Am lautesten ist die Stille im Zentrum der Unterwelt, das August schließlich betritt: Ein unablässiges heftiges Brummen erfüllt den Raum. Was ist das eigentlich? Lüftungsanlagen, Müllpressen, die Dehydrierungsmaschine? August steht am Rand und guckt in die weite Halle. Zwischen den Betonsäulen werden Müllcontainer von Elektrofahrzeugen hin und her transportiert. Ein Verkäufer öffnet mit einer Chipkarte die Klappe eines Containers, wirft Plastiksäcke hinein und wartet auf seinen Beleg. In einer Senke stehen drei Lastwagen und einige PKWs. Dass das Entsorgungspersonal hier parkt, kann man verstehen, der scharlachrote Sportwagen allerdings gehört Xerxes: Er hat die Marotte, seinen Flitzer nicht im Parkhaus, sondern im Entsorgungszentrum abzustellen; vielleicht tankt er hier morgens Kraft, in einem Trakt, der in den kommenden Stunden sechzehn Tonnen Müll verdauen wird, Recyclingquote siebzig Prozent, anvisiert sind neunzig.
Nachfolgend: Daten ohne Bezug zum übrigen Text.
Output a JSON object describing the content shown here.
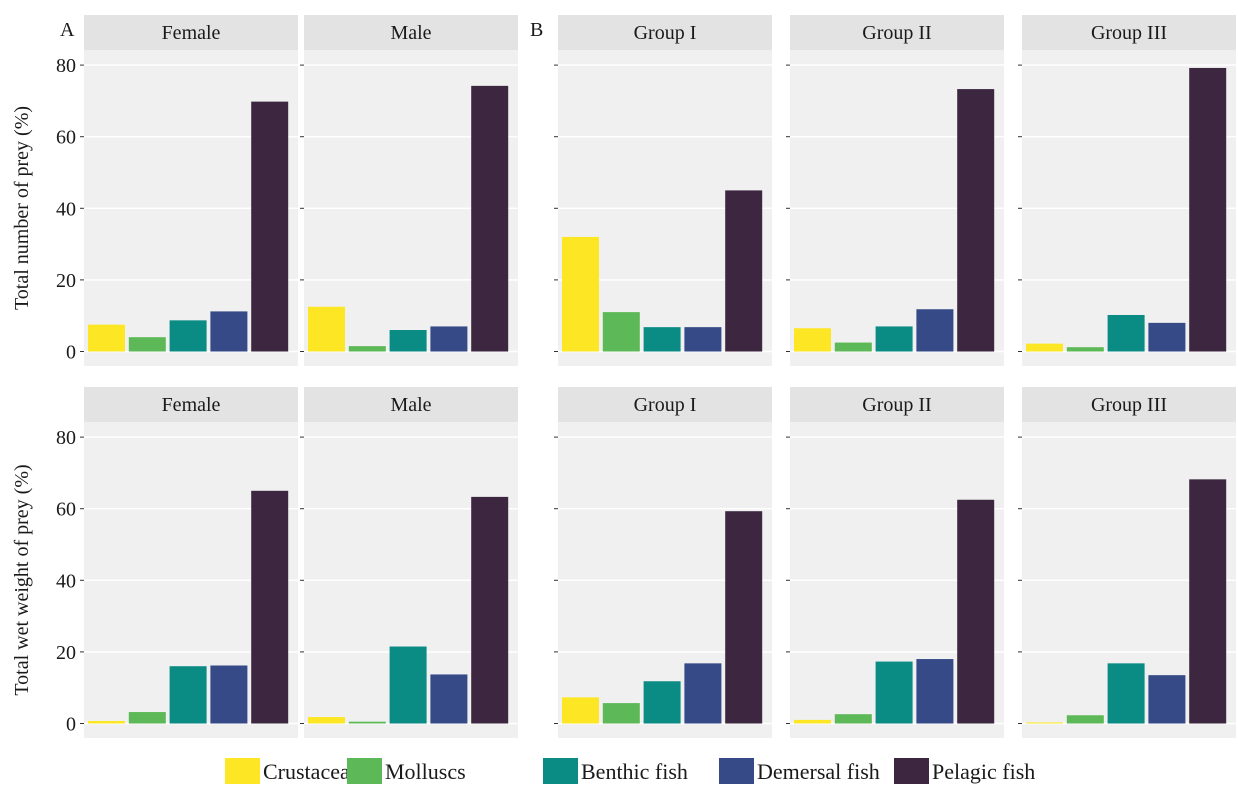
{
  "panel_labels": {
    "a": "A",
    "b": "B"
  },
  "colors": {
    "Crustaceans": "#FDE725",
    "Molluscs": "#5DB957",
    "Benthic fish": "#0A8B83",
    "Demersal fish": "#354A87",
    "Pelagic fish": "#3C2640",
    "panel_bg": "#EFF0EF",
    "strip_bg": "#E3E3E3",
    "grid": "#FFFFFF"
  },
  "legend": {
    "items": [
      "Crustaceans",
      "Molluscs",
      "Benthic fish",
      "Demersal fish",
      "Pelagic fish"
    ]
  },
  "chart_data": [
    {
      "type": "bar",
      "row": "number",
      "ylabel": "Total number of prey (%)",
      "ylim": [
        0,
        80
      ],
      "yticks": [
        0,
        20,
        40,
        60,
        80
      ],
      "categories": [
        "Crustaceans",
        "Molluscs",
        "Benthic fish",
        "Demersal fish",
        "Pelagic fish"
      ],
      "facets": [
        {
          "label": "Female",
          "group": "A",
          "values": [
            7.5,
            4.0,
            8.7,
            11.2,
            69.8
          ]
        },
        {
          "label": "Male",
          "group": "A",
          "values": [
            12.5,
            1.5,
            6.0,
            7.0,
            74.2
          ]
        },
        {
          "label": "Group I",
          "group": "B",
          "values": [
            32.0,
            11.0,
            6.8,
            6.8,
            45.0
          ]
        },
        {
          "label": "Group II",
          "group": "B",
          "values": [
            6.5,
            2.5,
            7.0,
            11.8,
            73.3
          ]
        },
        {
          "label": "Group III",
          "group": "B",
          "values": [
            2.2,
            1.2,
            10.2,
            8.0,
            79.2
          ]
        }
      ]
    },
    {
      "type": "bar",
      "row": "weight",
      "ylabel": "Total wet weight of prey (%)",
      "ylim": [
        0,
        80
      ],
      "yticks": [
        0,
        20,
        40,
        60,
        80
      ],
      "categories": [
        "Crustaceans",
        "Molluscs",
        "Benthic fish",
        "Demersal fish",
        "Pelagic fish"
      ],
      "facets": [
        {
          "label": "Female",
          "group": "A",
          "values": [
            0.7,
            3.2,
            16.0,
            16.2,
            65.0
          ]
        },
        {
          "label": "Male",
          "group": "A",
          "values": [
            1.8,
            0.5,
            21.5,
            13.7,
            63.3
          ]
        },
        {
          "label": "Group I",
          "group": "B",
          "values": [
            7.3,
            5.7,
            11.8,
            16.8,
            59.3
          ]
        },
        {
          "label": "Group II",
          "group": "B",
          "values": [
            1.0,
            2.6,
            17.3,
            18.0,
            62.5
          ]
        },
        {
          "label": "Group III",
          "group": "B",
          "values": [
            0.3,
            2.3,
            16.8,
            13.5,
            68.2
          ]
        }
      ]
    }
  ]
}
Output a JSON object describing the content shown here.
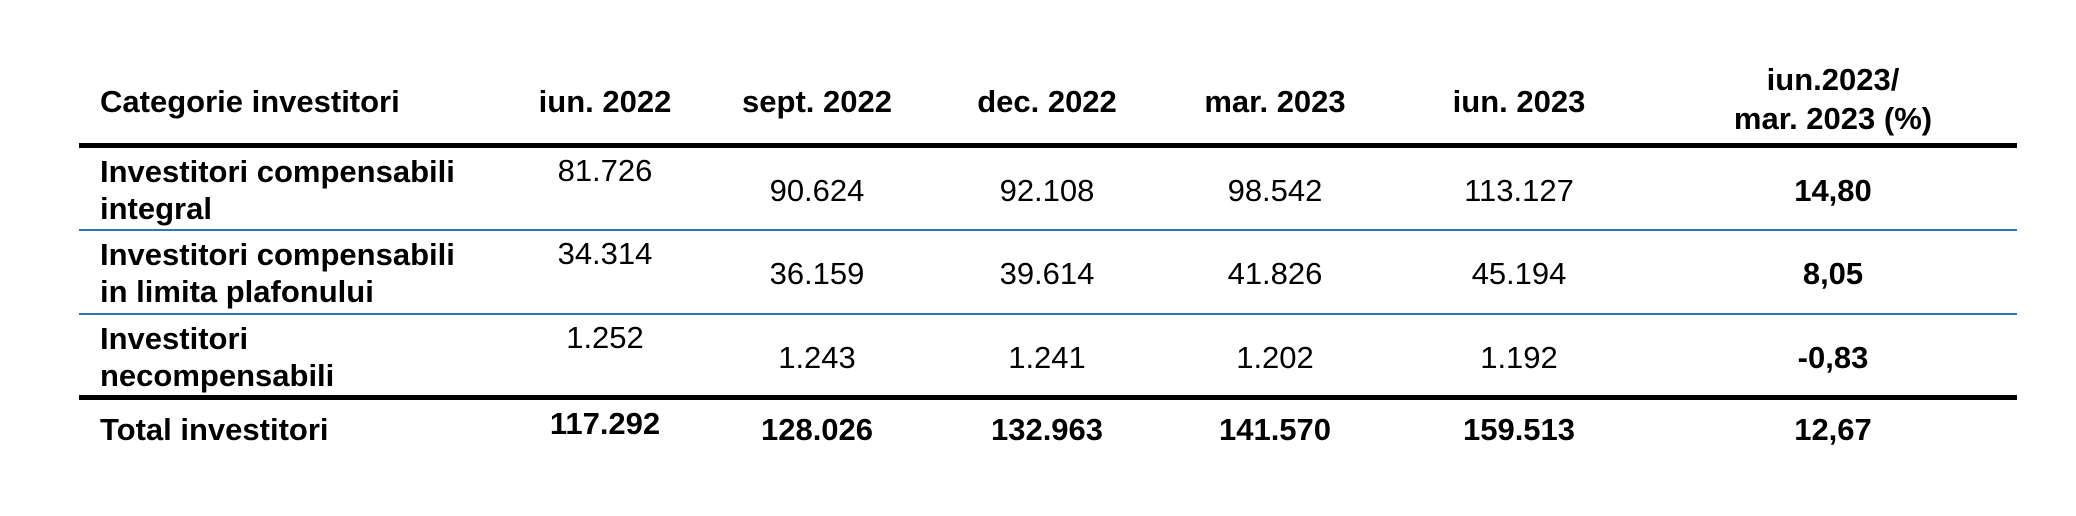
{
  "table": {
    "headers": [
      "Categorie investitori",
      "iun. 2022",
      "sept. 2022",
      "dec. 2022",
      "mar. 2023",
      "iun. 2023",
      "iun.2023/",
      "mar. 2023 (%)"
    ],
    "rows": [
      {
        "label_line1": "Investitori compensabili",
        "label_line2": "integral",
        "values": [
          "81.726",
          "90.624",
          "92.108",
          "98.542",
          "113.127",
          "14,80"
        ]
      },
      {
        "label_line1": "Investitori compensabili",
        "label_line2": "in limita plafonului",
        "values": [
          "34.314",
          "36.159",
          "39.614",
          "41.826",
          "45.194",
          "8,05"
        ]
      },
      {
        "label_line1": "Investitori",
        "label_line2": "necompensabili",
        "values": [
          "1.252",
          "1.243",
          "1.241",
          "1.202",
          "1.192",
          "-0,83"
        ]
      }
    ],
    "total": {
      "label": "Total investitori",
      "values": [
        "117.292",
        "128.026",
        "132.963",
        "141.570",
        "159.513",
        "12,67"
      ]
    }
  },
  "colors": {
    "text": "#000000",
    "rule_thick": "#000000",
    "rule_thin": "#2e75b6"
  }
}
August und Xerxes kommen beide gern hierher, das verbindet sie, August allerdings putscht die Halle nicht auf, ihn beruhigt sie. Er mag vor allem die Gestalten, die man hier sieht, den Sortierer etwa, einen nicht überempfindlichen Afrikaner, der Knochen, Pappteller und Plastikgabeln aus den Speiseresten fischt; erst wenn diese Arbeit erledigt ist, kann man ihnen die Flüssigkeit austreiben, um sie in poröse Flocken zu verwandeln, Grundstoff für nützliches Biogas. Oder den Rampenmeister, der, Pott in der Hand, einen Müllwagen einweist: ein bulliger Mann, sein Ohrläppchen ist in die schlabbrige Wange verwachsen, sodass ihm, wie eine Lefze, eine einzige lange Hautfalte vom Ohr bis zum Hals reicht, die sacht mitschwingt, wenn er am Kaffee nippt. Ein Papiercontainer wird hochgehoben und in einen Laster entleert. Sein eigener Körper erscheint August mickrig und dürr. Er öffnet das Jackett, einen Hemdknopf auf Nabelhöhe, zieht das Unterhemd hoch und legt die Hand auf seinen Bauch, drückt mit dem Finger hinein, betastet dann Brustkorb und Rippen: Seltsam, dass da Fleisch dran ist. Bei diesem Gedanken muss er lächeln (ein leichtes Ziehen ist in den Wangen, wenn man lächelt, die weichen Wangen werden sich als Erstes auflösen). Er schaut auf die Uhr, gleich ist er verabredet, er nimmt eine Ritalin und geht zurück zum Aufzug.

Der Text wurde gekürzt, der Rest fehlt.